Je suppose que le gouvernement mérite, par exemple, que l'on reconnaisse le rôle qu'il a joué dans la création de la Fondation canadienne pour l'innovation, qui a investi plus de 3 milliards de dollars dans la recherche au profit des universités canadiennes aux fins d'amélioration de la productivité.

C'est une contribution qui a fait de plusieurs universités canadiennes des centres de recherche de premier plan reconnus. Ces universités peuvent ensuite obtenir des brevets et commercialiser les résultats de ces recherches par l'intermédiaire d'entrepreneurs privés. Ce n'est qu'un des programmes typiques visant à améliorer la position concurrentielle du Canada et sa productivité.
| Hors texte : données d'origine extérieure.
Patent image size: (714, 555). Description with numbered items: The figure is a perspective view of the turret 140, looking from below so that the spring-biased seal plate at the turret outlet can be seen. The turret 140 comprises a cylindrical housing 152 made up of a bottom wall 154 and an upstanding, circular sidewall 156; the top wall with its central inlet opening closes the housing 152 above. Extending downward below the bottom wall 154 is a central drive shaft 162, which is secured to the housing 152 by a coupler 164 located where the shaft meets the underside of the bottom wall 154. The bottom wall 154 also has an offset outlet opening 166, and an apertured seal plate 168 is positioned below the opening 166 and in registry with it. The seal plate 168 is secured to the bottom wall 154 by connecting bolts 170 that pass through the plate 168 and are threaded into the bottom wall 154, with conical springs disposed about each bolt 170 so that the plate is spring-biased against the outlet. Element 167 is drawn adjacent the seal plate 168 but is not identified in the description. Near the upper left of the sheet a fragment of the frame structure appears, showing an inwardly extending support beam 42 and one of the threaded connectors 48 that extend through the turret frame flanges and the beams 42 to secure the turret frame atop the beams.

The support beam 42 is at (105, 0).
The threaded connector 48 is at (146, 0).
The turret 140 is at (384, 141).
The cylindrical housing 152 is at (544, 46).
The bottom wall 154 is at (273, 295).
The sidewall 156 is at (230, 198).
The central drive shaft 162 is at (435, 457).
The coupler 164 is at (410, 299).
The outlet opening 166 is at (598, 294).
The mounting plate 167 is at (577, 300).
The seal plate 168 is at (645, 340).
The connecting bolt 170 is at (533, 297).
Comme le signale le sénateur Oliver, au plan économique, nous avons eu un coussin pendant un certain temps en raison du taux de change du dollar canadien par rapport au dollar américain, mais le système commercial mondial est en évolution. L'augmentation de la valeur du dollar canadien par rapport au dollar américain est, à mon avis, car je ne suis pas ministre des Finances, attribuable en grande partie à la politique fiscale américaine, notamment aux déficits gouvernemental et commercial qui préoccupent certains économistes. Ces déficits ont donné lieu à la vente de devises américaines, ce qui a causé la montée du dollar canadien, laquelle nuit, comme l'a dit le sénateur Oliver, à la productivité du Canada.

Que faire, dans cette situation? C'est très difficile de répondre à cette question, car la solution dépend des efforts d'un grand nombre d'acteurs — les gouvernements, le secteur privé, le monde de l'éducation et le secteur bénévole. Comment pouvons-nous tous devenir efficaces, plus productifs? C'est tous ensemble que nous devrons prendre les moyens d'y parvenir. Je suis d'avis que le gouvernement a une politique cohérente à cet égard.

LA DÉFENSE NATIONALE

LE REMPLACEMENT DES HÉLICOPTÈRES SEA KING—LE CHOIX DU CORMORANT EH-101 DE PRÉFÉRENCE AU SIKORSKY S-92 COMME HÉLICOPTÈRE PRÉSIDENTIEL DES ÉTATS-UNIS

L'honorable J. Michael Forrestall : J'ai deux questions. Puis-je demander au leader du gouvernement au Sénat s'il me permet de m'associer à ses propos concernant le décès de Ron Basford, avec lequel j'ai eu le plaisir de servir à l'autre endroit durant un certain nombre d'années?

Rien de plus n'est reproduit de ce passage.